Accused of being minor members of hacking group CWA, they still face major charges

Cyber Security
Photo Illustration: Vocativ
Sep 08, 2016 at 2:07 PM ET

The FBI has arrested two North Carolina men for their role in a hacking group that targeted CIA Director John Brennan and some 20,000 members of the FBI.

The two men, Justin Liverman, 24, and Andrew Boggs, 22, stand accused of multiple charges related to their membership in an irreverent, anti-government group called Crackas With Attitude, or CWA.

Cracka, an individual associated with CWA whose name has yet to be released by a government agency, would be more accurately defined as a social engineer than a hacker, as he specialized in impersonations — like pretending to be a Verizon employee, as he openly admitted — to gain access to powerful people’s login information.

By the FBI’s own testimony and described overwhelmingly in its evidence against Liverman and Boggs, CWA’s largest stunts were all masterminded by Cracka, a British teenager arrested in East Midlands, England, in February. The U.S., however, notoriously punishes hackers far more severely than the U.K., and has charged the two Americans with their role in the general CWA “conspiracy,” as well as for helping distribute Cracka’s hacked files and with using them to prank U.S. government officials.

According to the FBI’s evidence, it was Boggs, using the Twitter handle @GENUINELYSPOOKY, who invited Cracka to join a hacking group devoted to “hitting governments and security firms” before CWA existed. In October 2015, Cracka performed his first-known large scheme: obtaining Brennan’s Social Security Number, then calling Brennan’s wife, pretending to be a Verizon employee, to gain access to their Verizon account.

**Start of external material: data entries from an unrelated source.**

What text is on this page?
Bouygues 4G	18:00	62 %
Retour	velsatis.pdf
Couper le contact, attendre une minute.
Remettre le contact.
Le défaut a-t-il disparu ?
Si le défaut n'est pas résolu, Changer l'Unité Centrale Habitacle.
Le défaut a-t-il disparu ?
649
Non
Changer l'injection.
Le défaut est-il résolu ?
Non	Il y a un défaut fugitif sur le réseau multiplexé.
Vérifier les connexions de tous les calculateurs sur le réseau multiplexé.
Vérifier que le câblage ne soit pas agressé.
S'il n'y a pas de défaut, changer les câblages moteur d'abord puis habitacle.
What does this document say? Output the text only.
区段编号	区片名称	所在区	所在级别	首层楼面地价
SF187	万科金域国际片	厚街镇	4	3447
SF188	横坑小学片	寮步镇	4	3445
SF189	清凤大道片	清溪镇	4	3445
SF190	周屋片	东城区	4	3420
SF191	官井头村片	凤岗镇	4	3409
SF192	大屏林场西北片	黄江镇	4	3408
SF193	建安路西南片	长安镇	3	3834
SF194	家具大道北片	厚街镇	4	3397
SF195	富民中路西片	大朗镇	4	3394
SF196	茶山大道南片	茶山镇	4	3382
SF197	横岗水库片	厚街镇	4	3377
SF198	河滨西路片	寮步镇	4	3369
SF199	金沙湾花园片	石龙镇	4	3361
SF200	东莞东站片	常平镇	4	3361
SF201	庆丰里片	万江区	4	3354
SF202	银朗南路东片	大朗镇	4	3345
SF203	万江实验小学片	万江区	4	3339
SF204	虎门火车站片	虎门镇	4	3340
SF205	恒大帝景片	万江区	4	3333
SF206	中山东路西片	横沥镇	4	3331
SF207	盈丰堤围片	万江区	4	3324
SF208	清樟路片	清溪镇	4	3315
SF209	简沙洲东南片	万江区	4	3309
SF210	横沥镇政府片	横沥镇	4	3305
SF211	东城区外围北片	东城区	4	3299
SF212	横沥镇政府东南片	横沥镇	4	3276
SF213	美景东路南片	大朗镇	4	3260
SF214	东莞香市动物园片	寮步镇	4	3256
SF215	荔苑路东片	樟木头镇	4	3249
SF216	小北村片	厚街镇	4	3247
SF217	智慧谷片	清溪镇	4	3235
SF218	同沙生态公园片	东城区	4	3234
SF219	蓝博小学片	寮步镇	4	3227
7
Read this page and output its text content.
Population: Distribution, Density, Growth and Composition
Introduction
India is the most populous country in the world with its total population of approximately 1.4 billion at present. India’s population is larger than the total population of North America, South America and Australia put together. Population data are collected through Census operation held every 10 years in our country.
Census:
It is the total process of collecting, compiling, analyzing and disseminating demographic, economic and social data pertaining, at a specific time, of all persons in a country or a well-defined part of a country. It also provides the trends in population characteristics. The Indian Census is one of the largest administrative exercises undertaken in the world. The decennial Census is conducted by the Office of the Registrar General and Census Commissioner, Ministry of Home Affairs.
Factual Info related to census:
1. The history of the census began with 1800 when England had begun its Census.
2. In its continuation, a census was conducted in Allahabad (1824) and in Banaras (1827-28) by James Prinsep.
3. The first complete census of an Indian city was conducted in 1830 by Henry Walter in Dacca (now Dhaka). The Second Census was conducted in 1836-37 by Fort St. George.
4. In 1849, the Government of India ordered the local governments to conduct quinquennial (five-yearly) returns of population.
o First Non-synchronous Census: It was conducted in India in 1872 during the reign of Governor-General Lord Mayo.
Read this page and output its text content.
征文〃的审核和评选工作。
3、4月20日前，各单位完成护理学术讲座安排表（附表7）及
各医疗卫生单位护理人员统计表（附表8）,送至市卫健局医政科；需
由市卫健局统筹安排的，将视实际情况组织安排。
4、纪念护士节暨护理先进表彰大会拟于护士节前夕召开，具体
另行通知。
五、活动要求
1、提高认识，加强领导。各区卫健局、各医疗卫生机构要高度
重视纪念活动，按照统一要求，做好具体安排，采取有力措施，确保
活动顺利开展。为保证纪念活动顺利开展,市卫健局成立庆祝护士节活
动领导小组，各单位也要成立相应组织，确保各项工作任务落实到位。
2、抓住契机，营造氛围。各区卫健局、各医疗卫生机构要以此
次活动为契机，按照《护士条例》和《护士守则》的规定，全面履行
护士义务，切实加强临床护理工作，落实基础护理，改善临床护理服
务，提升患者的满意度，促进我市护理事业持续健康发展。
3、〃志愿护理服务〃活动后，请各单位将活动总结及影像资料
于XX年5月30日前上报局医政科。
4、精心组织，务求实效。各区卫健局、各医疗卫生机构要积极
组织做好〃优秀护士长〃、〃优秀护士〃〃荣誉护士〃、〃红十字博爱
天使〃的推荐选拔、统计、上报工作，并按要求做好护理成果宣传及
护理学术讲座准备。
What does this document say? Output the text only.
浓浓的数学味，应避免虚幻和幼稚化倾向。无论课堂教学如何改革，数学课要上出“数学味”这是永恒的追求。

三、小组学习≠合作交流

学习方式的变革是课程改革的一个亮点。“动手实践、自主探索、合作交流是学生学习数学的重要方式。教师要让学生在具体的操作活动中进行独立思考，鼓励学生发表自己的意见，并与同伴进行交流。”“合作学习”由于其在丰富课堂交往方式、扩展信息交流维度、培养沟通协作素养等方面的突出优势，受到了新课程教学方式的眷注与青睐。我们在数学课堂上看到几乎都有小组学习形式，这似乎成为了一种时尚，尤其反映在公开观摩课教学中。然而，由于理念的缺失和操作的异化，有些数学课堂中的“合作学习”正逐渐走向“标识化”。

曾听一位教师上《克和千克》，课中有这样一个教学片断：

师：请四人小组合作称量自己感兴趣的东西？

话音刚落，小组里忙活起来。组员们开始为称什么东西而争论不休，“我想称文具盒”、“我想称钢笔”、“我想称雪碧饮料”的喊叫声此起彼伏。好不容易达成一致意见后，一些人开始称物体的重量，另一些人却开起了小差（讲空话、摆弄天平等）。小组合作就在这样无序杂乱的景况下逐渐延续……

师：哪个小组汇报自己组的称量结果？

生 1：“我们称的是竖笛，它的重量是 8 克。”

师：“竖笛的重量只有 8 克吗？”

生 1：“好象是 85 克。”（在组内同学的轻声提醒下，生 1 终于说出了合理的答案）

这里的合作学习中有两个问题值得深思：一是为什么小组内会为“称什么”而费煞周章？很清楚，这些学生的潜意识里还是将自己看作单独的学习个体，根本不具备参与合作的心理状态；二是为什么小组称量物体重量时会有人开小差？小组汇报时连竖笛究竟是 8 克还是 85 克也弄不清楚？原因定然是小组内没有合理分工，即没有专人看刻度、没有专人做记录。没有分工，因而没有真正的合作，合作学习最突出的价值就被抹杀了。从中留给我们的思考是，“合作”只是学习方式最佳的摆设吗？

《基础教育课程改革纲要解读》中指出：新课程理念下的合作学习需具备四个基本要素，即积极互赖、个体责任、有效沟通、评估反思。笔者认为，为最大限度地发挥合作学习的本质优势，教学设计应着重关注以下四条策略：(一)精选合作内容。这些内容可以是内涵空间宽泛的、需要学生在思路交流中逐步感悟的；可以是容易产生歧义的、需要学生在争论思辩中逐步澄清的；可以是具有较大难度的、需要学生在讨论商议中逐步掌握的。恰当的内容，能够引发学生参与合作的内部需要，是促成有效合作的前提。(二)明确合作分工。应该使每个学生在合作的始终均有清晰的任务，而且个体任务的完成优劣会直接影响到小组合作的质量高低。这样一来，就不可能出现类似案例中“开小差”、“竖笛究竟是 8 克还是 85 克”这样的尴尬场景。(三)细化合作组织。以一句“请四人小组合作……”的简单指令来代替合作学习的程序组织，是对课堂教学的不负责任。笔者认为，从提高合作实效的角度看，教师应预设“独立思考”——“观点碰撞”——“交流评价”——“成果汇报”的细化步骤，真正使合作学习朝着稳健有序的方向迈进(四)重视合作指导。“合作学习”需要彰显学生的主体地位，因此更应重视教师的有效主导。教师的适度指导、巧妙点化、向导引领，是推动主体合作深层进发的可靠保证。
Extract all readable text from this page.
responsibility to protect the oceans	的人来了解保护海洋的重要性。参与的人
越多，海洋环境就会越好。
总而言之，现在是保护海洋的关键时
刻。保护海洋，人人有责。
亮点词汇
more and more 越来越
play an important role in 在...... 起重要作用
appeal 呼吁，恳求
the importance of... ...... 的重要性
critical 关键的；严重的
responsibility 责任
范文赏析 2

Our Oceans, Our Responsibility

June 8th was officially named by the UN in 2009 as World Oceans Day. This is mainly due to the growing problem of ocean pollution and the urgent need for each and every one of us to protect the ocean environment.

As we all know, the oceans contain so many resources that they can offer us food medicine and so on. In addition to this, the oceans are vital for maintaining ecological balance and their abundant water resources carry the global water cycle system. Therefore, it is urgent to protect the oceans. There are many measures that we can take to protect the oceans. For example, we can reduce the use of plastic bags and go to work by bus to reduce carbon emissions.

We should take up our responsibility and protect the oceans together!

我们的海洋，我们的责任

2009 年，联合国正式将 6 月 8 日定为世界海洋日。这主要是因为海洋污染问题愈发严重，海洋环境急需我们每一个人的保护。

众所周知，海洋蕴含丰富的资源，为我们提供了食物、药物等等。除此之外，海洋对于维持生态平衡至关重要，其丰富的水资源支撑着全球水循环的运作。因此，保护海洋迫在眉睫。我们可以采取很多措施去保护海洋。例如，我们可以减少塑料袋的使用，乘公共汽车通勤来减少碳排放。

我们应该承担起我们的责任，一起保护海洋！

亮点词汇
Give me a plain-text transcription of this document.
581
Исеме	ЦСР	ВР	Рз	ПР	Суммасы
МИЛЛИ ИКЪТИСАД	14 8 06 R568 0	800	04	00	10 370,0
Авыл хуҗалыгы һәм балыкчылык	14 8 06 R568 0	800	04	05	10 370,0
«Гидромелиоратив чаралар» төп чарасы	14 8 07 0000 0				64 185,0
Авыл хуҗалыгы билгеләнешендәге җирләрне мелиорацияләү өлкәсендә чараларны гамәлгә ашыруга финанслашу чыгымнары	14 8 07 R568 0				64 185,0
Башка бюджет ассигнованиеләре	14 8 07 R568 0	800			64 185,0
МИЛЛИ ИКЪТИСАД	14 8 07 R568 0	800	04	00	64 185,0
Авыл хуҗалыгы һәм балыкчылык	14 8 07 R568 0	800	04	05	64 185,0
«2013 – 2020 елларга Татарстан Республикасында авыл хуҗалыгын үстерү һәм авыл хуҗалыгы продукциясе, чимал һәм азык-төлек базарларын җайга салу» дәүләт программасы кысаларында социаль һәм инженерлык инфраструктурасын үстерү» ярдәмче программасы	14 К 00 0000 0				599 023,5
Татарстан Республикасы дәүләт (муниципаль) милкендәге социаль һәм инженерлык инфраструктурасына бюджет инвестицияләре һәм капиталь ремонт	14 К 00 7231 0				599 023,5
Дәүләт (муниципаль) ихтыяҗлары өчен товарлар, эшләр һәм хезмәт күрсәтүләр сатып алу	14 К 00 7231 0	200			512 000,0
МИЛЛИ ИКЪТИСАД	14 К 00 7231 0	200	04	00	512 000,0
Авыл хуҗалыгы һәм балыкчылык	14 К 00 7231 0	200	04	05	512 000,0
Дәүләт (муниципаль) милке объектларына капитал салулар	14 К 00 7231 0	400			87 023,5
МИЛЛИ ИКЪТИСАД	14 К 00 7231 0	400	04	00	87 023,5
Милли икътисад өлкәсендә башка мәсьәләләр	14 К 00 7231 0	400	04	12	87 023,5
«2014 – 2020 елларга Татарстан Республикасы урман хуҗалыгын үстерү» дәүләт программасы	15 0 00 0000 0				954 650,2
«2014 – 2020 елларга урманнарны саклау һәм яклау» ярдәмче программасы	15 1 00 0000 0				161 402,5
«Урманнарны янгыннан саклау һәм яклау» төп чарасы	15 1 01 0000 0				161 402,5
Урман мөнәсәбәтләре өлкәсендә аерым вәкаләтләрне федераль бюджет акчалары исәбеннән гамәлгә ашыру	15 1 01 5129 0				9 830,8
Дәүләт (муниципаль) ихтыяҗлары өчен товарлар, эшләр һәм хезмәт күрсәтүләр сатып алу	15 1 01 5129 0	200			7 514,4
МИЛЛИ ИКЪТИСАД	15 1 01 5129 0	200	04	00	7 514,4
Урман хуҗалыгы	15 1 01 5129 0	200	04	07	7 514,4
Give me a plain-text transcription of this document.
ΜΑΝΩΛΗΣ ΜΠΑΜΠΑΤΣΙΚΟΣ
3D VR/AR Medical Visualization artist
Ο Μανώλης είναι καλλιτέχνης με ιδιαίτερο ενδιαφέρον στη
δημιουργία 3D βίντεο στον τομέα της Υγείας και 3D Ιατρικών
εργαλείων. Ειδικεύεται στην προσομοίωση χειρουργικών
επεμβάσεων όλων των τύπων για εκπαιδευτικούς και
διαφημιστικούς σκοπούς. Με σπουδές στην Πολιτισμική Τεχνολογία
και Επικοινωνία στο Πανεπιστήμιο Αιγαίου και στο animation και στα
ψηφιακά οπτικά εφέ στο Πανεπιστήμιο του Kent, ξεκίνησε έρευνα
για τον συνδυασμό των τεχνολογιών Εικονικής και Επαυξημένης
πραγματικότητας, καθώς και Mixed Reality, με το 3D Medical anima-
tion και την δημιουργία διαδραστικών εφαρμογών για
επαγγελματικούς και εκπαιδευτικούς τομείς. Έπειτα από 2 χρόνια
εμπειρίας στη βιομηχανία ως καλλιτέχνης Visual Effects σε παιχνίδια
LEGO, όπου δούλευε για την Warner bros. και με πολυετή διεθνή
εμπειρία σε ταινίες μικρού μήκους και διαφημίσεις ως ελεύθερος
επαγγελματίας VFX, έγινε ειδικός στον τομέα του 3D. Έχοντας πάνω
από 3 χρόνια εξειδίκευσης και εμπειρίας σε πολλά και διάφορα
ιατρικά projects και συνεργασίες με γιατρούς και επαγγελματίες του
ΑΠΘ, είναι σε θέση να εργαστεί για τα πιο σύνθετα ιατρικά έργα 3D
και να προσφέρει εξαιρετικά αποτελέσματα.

In a Twitter Direct Message conversation obtained by the FBI, Boggs offered to “go [to] Charlotte and use public wifi to publish the stolen information,” presumably because he didn’t want the published information to be associated with his home IP address. Twitter does, however, retain the IP addresses of its users, and the one GENUINELYSPOOKY used to log into Twitter for that conversation resolved to Boggs’s address.

Charges against Liverman similarly reflect aiding Cracka in his pranks, and again refraining from doing the heavy lifting. After Cracka provided personal information of a different, unnamed high-ranking government official, including that official’s phone number, Liverman proceeded to to pay $20 in bitcoin for a service that would call that number every hour for 30 days. He also sent him regular text messages calling him a “fucking loser,” the testimony says.

Using that government official’s credentials, Cracka gained login credentials to access the a federal database of law enforcement around the country. Liverman requested information on Miami police officers — doxing — and Cracka complied, their DM conversations indicate. Liverman later tweeted links to those Miami officer’s personal information, including names, phone numbers, and addresses. Even linking to hacked documents can be severely punished in the U.S.: Barrett Brown, a U.S. journalist embedded with Anonymous hackers in 2012, is still serving a prison sentence after being charged with sharing a link to hacked documents in a chat room.

CWA is perhaps most famous for releasing the names and phone numbers of some 20,000 FBI and 8,000 Department of Homeland Security employees in February. While Cracka took credit for the hack in CWA’s group DMs, it’s unclear whether any of his colleagues played a role in their dissemination. The FBI noted they found that information stored on Liverman’s computer.

The two remaining major members of CWA, known by the names Derp and Cubed, are also based in the U.K., and the FBI says their real names are known to the government.